Now consider computing this derivative in all possible directions. There will be one direction (“uphill”) in which the derivative is as large as possible. We define the gradient of $T$, written $\grad T$, to be the vector whose direction is that in which $T$ increases the fastest, and whose magnitude is the derivative of $T$ in that direction. This construction yields the gradient of $T$ at a given point, and we can repeat the process at any point; the gradient of $T$ is a vector field.

How much does $T$ change in an arbitrary direction? Suppose we have a curve through the given point that goes in this new direction. Since derivatives are linear, the rate of change along this new curve is just the projection of $\grad T$ along the curve, namely \begin{equation} \frac{dT}{ds} = \grad T \cdot \frac{d\rr}{|d\rr|} \end{equation} where $d\rr$ and $ds$ now refer to the new curve, and are therefore different than before. Remembering that $|d\rr|=ds$, we can rewrite this expression as \begin{equation} dT = \grad T \cdot d\rr \label{Master} \end{equation} which we refer to as the Master Formula. The Master Formula can be taken as as the geometric definition of the gradient.

Coordinate Expression

We can now use our knowledge of the multivariable differential $dT$ to obtain a formula for $\grad T$ in rectangular coordinates. The chain rule for a function of several variables takes the form \begin{equation} dT = \Partial{T}{x}\,dx + \Partial{T}{y}\,dy + \Partial{T}{z}\,dz \end{equation} in which each term is a product of two factors, labeled by $x$, $y$, and $z$. This looks very much like a dot product! Separating out the pieces, we have \begin{equation} dT = \left( \Partial{T}{x}\,\xhat + \Partial{T}{y}\,\yhat + \Partial{T}{z}\,\zhat \right) \cdot (dx\,\xhat + dy\,\yhat + dz\,\zhat) \end{equation} and we know that \begin{equation} d\rr = dx\,\xhat + dy\,\yhat + dz\,\xhat \end{equation} which leads to \begin{equation} \grad T = \Partial{T}{x}\,\xhat + \Partial{T}{y}\,\yhat + \Partial{T}{z}\,\xhat . \end{equation}

Recall that $dT$ represents the infinitesimal change in $T$ when moving to a “nearby” point. What information do you need in order to know how $T$ changes? You must know something about how $T$ behaves, where you started, and which way you went. The Master Formula organizes this information into two geometrically different pieces, namely the gradient, containing generic information about how $T$ changes, and the vector differential $d\rr$, containing information about the particular change in position being made.

Geometric Interpretation

What does the gradient mean geometrically? Along a particular path, $df$ tells us something about how $f$ is changing. But the Master Formula tells us that $df=\grad f\cdot d\rr$, which means that the dot product of $\grad f$ with a vector tells us something about how $f$ changes along that vector. So let $\Hat w$ be a unit vector, and consider \begin{equation} \grad{f} \cdot \Hat w = |\grad{f}| \> |\Hat w| \cos\theta = |\grad{f}| \cos\theta \end{equation} which is clearly maximized by $\theta=0$. Thus, as claimed above, the direction of $\grad{f}$ is just the direction in which $f$ increases the fastest, and the magnitude of $\grad{f}$ is the rate of increase of $f$ in that direction (per unit distance, since $\Hat w$ is a unit vector). If you visualize the value of the scalar field $f$ as represented by color, then the gradient points in the direction in which the rate of change of the color is greatest.

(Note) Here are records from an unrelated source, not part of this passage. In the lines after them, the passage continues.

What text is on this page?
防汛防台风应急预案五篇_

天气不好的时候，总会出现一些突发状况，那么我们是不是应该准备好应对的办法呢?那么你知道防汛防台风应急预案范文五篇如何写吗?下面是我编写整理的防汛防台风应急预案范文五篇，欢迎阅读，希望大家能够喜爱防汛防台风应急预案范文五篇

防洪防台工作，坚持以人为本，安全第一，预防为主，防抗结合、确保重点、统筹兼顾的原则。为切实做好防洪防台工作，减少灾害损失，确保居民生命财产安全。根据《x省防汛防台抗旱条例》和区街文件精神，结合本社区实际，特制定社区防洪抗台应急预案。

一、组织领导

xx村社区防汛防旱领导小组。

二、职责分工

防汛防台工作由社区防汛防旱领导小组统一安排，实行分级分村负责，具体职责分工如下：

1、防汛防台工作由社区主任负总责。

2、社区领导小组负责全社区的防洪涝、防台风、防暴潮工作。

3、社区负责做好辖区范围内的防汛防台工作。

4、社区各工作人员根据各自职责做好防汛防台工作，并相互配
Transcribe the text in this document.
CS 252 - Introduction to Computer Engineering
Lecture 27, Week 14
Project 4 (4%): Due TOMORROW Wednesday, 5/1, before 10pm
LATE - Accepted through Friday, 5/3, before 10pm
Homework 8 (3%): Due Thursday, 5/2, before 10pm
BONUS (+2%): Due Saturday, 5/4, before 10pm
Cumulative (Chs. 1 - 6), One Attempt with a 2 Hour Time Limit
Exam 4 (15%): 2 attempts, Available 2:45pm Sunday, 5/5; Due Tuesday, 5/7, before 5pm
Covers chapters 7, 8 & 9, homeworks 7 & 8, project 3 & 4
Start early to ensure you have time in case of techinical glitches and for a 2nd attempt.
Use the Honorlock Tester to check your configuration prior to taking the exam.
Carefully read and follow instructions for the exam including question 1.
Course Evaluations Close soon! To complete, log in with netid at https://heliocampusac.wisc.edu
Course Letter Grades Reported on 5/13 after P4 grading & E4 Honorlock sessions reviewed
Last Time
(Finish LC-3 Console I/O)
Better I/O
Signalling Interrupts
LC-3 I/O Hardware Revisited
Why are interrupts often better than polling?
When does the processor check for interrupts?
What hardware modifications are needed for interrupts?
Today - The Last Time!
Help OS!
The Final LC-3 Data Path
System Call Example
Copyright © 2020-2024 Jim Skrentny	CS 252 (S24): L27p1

You can also visualize the gradient using the level surfaces on which $f(x,y,z)={\rm const}$. (In two dimensions there is the analogous concept of level curves, on which $f(x,y)={\rm const}$.) Consider a small displacement $d\rr$ that lies on the level surface, that is, start at a point on the level surface, and move along the surface. Then $f$ doesn't change in that direction, so $df=0$. But then \begin{equation} 0 = df = \grad{f} \cdot d\rr = 0 \label{fconst} \end{equation} so that $\grad{f}$ is perpendicular to $d\rr$. Since this argument works for any vector displacement $d\rr$ in the surface, $\grad{f}$ must be perpendicular to the level surface.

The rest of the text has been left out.